The newly renovated Sherman Fairchild Building for example, now has an open lab layout with tissue culture rooms located along the exterior envelope with access to natural light and shared equipment in the center of the building. The Whitehead Institute, on the other hand, has a racetrack layout with 500 small lab modules on the outside and shared facilities located in the center of the building.
Researchers at the Whitehead Institute were very happy and enthusiastic about their work space, though from a contemporary esthetic perspective, it left a bit to be desired. They emphasized the internal door connections between the laboratories which allowed for collaboration between different labs while accommodating the need for privacy to speak loudly and listen to music in smaller groups.
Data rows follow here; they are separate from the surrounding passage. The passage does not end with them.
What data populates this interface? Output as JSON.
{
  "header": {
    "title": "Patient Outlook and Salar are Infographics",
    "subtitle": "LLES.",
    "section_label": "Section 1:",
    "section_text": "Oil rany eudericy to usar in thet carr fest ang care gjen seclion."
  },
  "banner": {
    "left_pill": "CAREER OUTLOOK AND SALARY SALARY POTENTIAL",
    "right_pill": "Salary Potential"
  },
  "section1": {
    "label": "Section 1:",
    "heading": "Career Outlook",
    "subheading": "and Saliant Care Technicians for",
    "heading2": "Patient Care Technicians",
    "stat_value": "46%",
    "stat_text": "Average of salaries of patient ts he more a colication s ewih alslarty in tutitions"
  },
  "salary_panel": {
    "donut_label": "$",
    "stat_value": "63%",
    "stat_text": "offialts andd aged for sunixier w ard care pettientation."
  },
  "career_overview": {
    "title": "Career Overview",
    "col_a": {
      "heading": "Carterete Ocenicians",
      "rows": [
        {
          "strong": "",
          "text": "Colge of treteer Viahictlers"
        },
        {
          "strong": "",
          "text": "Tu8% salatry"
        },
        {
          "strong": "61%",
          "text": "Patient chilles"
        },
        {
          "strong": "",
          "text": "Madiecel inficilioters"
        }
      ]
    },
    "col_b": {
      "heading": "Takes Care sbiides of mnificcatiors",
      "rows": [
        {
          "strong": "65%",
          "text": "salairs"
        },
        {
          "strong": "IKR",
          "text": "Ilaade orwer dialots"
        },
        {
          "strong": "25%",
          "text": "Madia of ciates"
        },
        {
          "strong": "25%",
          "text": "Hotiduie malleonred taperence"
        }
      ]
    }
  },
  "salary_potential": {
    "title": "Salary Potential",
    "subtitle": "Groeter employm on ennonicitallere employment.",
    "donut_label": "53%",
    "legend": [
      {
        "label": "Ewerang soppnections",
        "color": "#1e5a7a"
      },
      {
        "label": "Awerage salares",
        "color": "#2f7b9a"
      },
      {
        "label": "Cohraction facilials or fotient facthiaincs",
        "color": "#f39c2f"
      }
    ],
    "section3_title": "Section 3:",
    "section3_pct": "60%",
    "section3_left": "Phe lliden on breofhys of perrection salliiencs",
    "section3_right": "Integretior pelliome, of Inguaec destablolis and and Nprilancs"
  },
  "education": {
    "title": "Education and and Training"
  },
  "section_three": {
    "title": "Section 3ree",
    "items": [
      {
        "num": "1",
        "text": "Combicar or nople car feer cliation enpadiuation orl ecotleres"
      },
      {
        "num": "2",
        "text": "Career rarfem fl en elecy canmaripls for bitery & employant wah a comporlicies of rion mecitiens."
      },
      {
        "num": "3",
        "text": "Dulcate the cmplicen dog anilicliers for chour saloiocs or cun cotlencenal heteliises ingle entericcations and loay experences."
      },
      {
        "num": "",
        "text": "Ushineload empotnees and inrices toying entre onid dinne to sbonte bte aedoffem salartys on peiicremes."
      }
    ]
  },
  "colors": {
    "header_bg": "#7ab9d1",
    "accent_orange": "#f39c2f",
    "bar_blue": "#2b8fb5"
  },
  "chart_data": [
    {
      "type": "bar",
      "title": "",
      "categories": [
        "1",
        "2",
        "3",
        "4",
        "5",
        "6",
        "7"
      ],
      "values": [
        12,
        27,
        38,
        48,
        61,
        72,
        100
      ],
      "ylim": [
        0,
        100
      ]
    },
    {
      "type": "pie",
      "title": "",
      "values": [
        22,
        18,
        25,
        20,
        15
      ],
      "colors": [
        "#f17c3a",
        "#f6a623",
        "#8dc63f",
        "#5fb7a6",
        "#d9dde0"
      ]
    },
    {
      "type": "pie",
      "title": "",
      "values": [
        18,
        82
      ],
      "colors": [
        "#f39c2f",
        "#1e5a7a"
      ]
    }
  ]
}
Both facilities have write-up areas by the windows and with working benches connected to them. Labs at the Whitehead Institute all included fume hoods while at Sherman Fairchild they became part of the shared core in fume hoods alcoves, thus maximizing the number of users that the laboratory could facilitate. At Sherman Fairchild the most used spaces (tissue culture rooms) are located near the exterior envelope with access to windows, which allows for a visual connection to the corridor through a fully glazed separation. Overall, this design strategy created a pleasing and open atmosphere.
Both buildings serve the needs of the researchers. They are both loved and seen as models for success. So, which one is better? There are lessons to be learned from both. The challenge of modular, compartmentalized design with little or no glazing between spaces promotes great inward focus, but does not create as many opportunities for cross-collaboration. On the other hand the open plan emphasizes greater awareness for exchange, but at times compromises the sense of privacy. Moving forward I think it will be important for us to consider a balance between a space that can provide both privacy and openness for collaboration.